Идея разрослась до архетипического понятия: что же такое «академическое» театральное искусство. Стало ясно, что необходимо просмотреть и выбрать спектакли крупных европейских репертуарных театров, представляющих собой национальное театральное искусство с высоким уровнем режиссуры и актерского мастерства. Поэтому в программе фестиваля соседствовали Белградский национальный театр (Сербия), Будапештский театр им. Й. Катоны (Венгрия) и Национальный академический театр им. Ивана Франко (Украина). Предполагался спектакль и Тбилисского национального театра им. Ш. Руставели. Как всегда, все испортила политика и экономика. Грузины не смогли приехать из-за августовских событий, а венгры оказались в ситуации, когда в день их вылета была обанкрочена компания «Омск-Авиа». Омичи и гости фестиваля лишились спектакля Роберта Стуруа и спектакля одного из самых интересных европейских режиссеров Габора Жамбеки. Ужасно жаль, потому что часть программы фестиваля, связанная с категорией искусства национального, помноженного на европейский уровень режиссуры, оказалась усеченной. А между тем всем людям театра чрезвычайно важно понять сегодня, каковы пути реанимации академических театров, ибо наши великие в прошлом национальные театры с трудом принимают в себя искусство режиссуры, если оно не является обслуживающим крупные актерские индивидуальности.  

Но помимо спектаклей «национальных сокровищниц» европейских столиц на фестиваль были приглашены театр «Берлинер ансамбль» с моноспектаклем великого немецкого актера Мартина Вуттке и моноспектакль берлинского театра «Шаубюне», поставленный крупнейшим немецким режиссером Томасом Остермайером в исполнении Анн Тисмер. Были приглашены артисты частного болгарского театра «Кредо» со спектаклем по гоголевской «Шинели» и Русский инженерный театр «АХЕ». Приехали и французы со спектаклем «Эдит Пиаф. Жизнь в черном и розовом свете». Одним из самых ярких событий фестиваля стал спектакль Государственного Малого театра г. Вильнюса «Мадагаскар» М. Ивашкявичуса в постановке Римаса Туминаса. Все спектакли - знаковые, не раз «засветившиеся» на европейских фестивалях. Какие-то из них были показаны только в Москве, какие-то в Петербурге, а многие приехали в Россию впервые.
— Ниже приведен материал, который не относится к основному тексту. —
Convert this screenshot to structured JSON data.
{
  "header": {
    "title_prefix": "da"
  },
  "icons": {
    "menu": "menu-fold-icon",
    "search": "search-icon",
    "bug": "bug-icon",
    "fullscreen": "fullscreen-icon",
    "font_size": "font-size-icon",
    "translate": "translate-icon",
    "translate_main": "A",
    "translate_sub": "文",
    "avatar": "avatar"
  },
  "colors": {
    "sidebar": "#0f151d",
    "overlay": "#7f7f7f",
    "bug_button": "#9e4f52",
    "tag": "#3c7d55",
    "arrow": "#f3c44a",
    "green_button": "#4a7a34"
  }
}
У фестиваля было красивое, эффектное начало. Высокое сентябрьское небо, еще теплое солнце, толпы народа на улице Ленина, которые осторожно, группками подбирались все ближе и ближе к карнавальному шествию. Те, из нас, приехавших критиков, кто видел уличный театр «Огненные люди» в Москве, говорили о том, что в Омске он произвел гораздо более сильное впечатление. И я верю. Дело в том, что уличные театры вообще плохо приживаются в России. Если отбросить все исторические реалии, то театр когда-то и родился благодаря тому, что у людей появилось свободное время. В Греции его обеспечивали свободным гражданам рабы, в средние века на городских площадях болталось много бездельников. Там и зарождались карнавалы. В отсутствие свободного времени кто пойдет в театр? В Европе люди уже вполне могут себе позволить поучаствовать в карнавале в праздничные и выходные дни. На самом знаменитом европейском венецианском карнавале горожане всю карнавальную неделю гуляют по улицам с утра до глубокой ночи. Они знают, что сотни тысяч туристов приезжают только для того, чтобы увидеть их в фамильных карнавальных костюмах. (Я разговорилась на венецианском карнавале с одной пожилой супружеской парой, увидев на них явно старинные ткани. Они с гордостью поведали: эти костюмы в их семье хранятся и передаются с XVIII века. И одну неделю в году они торжественно «выгуливают» их). 

А в России? Какой карнавал? По улицам бегут озабоченные люди с усталыми лицами. Им бы добежать до места и выдохнуть...  Да и традиций нет. И то, что этот стереотип был сломан и замечательные клоуны на ходулях (особенно тот, что под белым зонтиком!), пожарный оркестр и невозмутимые люди с горящими цилиндрами на головах все-таки «зажгли» толпу, я считаю первой радостью фестиваля. Как и «Огненное шоу», которым поздно вечером закрылся первый фестивальный день.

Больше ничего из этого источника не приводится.